But here’s the truth — backed by Fed policy, inflation trends, and global capital markets:
👉 Those pandemic-era rates aren’t coming back.
👉 And it’s actually one of the BEST things that could happen for today’s real estate market.
As a mortgage broker who helps buyers, business owners, and investors across Houston and the U.S., here’s the real breakdown of what’s happening and how to use this market to your advantage.
The 2020–2021 rates were the result of:
·Emergency quantitative easing
·Fed buying trillions in mortgage-backed securities
·Crisis-level economic shutdown
Those were NOT normal market conditions. They were emergency responses to prevent a collapse.

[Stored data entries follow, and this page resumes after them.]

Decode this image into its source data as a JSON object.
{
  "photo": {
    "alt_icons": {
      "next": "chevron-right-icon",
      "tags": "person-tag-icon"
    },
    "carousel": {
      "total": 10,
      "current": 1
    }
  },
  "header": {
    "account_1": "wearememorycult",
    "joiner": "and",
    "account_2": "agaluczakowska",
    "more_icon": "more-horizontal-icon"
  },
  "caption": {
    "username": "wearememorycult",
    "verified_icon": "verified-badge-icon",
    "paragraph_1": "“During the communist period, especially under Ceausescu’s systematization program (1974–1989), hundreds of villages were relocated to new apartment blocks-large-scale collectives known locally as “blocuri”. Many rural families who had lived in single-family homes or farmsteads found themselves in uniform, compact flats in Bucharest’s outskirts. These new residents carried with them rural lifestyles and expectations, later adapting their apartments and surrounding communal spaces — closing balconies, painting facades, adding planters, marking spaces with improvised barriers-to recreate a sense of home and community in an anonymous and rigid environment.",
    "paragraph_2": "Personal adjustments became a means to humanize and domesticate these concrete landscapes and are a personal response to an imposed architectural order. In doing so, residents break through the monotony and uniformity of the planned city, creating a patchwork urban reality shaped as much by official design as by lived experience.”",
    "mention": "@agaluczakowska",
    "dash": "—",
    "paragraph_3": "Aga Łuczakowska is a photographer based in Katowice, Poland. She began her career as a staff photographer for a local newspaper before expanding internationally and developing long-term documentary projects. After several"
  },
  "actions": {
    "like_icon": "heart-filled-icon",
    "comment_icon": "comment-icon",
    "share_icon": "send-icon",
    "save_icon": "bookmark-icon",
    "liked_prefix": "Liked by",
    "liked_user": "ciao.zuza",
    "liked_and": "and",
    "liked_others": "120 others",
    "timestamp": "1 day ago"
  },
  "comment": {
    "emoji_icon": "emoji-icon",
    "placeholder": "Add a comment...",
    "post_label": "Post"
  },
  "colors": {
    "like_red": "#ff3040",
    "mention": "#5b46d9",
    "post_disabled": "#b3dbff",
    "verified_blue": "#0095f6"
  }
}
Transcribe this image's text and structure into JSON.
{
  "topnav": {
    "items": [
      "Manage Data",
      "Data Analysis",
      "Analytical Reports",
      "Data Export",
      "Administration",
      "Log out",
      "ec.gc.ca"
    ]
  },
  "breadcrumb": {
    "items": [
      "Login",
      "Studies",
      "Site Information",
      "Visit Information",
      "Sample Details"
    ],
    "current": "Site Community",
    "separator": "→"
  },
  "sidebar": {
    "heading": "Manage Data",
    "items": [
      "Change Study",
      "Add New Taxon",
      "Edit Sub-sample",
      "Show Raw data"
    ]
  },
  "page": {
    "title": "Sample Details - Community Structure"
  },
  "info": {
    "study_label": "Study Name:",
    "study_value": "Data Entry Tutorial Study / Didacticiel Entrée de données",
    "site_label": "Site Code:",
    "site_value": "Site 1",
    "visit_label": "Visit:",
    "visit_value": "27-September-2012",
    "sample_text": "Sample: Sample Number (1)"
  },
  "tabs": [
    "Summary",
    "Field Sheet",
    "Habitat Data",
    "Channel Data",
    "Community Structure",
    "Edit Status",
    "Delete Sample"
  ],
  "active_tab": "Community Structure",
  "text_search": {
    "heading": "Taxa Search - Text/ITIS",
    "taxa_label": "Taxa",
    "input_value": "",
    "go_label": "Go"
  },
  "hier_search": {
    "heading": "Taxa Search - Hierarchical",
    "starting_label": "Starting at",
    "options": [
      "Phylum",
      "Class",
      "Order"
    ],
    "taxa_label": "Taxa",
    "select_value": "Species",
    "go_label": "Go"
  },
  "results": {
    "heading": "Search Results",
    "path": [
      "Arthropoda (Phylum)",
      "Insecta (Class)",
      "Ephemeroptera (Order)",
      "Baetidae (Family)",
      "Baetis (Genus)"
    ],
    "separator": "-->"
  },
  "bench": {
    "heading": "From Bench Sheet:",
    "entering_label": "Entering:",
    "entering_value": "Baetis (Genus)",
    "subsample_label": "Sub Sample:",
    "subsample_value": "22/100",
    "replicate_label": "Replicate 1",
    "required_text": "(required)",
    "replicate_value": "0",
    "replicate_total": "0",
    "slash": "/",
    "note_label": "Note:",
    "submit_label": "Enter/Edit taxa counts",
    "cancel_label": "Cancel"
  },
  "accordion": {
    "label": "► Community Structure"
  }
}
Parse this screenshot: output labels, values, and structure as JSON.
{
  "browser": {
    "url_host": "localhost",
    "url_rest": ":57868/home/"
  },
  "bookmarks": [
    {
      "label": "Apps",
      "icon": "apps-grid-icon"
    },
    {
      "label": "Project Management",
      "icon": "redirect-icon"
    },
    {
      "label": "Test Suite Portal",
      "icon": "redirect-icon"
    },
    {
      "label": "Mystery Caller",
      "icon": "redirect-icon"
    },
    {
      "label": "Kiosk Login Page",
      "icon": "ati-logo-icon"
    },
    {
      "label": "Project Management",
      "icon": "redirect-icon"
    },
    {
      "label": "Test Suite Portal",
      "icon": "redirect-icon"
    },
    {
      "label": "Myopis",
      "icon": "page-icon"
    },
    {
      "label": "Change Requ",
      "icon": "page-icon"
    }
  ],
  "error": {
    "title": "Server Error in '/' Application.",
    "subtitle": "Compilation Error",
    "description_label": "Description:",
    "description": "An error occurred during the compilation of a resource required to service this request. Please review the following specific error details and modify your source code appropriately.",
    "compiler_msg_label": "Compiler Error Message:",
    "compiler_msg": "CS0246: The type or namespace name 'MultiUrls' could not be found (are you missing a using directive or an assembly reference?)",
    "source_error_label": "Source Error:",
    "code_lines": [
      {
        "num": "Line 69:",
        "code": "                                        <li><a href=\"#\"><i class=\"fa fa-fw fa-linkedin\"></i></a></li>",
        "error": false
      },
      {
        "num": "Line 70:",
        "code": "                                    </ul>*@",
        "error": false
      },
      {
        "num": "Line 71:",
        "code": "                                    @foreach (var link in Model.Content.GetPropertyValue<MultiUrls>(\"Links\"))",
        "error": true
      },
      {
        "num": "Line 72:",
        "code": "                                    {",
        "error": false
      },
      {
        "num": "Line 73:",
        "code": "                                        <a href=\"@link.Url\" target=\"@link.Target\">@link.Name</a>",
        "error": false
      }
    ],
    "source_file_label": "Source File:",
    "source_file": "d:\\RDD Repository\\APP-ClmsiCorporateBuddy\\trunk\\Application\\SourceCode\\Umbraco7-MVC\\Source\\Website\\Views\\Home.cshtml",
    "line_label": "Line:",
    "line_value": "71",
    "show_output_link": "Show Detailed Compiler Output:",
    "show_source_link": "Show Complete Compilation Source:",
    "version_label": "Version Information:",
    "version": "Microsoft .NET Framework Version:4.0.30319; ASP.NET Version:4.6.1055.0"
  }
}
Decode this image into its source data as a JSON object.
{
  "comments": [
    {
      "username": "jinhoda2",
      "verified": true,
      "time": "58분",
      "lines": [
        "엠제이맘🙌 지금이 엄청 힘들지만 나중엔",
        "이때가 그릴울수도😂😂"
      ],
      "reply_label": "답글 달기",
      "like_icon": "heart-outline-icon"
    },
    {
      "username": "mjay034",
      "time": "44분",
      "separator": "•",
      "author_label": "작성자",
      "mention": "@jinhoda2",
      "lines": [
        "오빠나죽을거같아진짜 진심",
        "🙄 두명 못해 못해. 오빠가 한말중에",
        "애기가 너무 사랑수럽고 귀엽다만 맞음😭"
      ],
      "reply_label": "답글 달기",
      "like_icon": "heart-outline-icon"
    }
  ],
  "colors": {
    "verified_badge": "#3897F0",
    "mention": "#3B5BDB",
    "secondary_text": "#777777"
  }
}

You can’t recreate a once-in-a-century global shutdown to get 2% mortgages back.
Inflation has reset the Fed’s playbook. We’re not going back to “free money.”
Today’s environment supports:
·Moderate inflation (2–3%)
·Higher baseline interest rates
·More stable lending markets
Translation:
Rates between 5%–7% are the new normal.
Here’s the part most people miss:
❌ Low rates benefit people who already own everything.
✅ Normal rates benefit buyers who want fair access to deals.
When rates are higher:
·Sellers lose pricing power
·Investors get better cash flow and better cap rates
·First-time buyers stop competing with hedge fund cash
In other words…
Low rates inflated home prices.
Today’s rates normalize them.
Because price growth has slowed (or corrected), smart buyers can now:
·Negotiate seller credits
·Get better purchase prices
·Use 2-1 buydowns, lender-paid MI, and DSCR loans
·Leverage tax benefits more efficiently
If you’re an investor, today’s market actually delivers better long-term ROI than 2021 ever did.
Instead of waiting for the “magic rate,” focus on strategies like:
·Temporary buydowns
·Permanent rate buydowns
·Lender-paid MI
·ARM loans
·Seller-paid concessions
·Refinance-to-Rate-Drop programs
With the right structure, buyers today often achieve 2021-level payments WITHOUT relying on a 2% loan.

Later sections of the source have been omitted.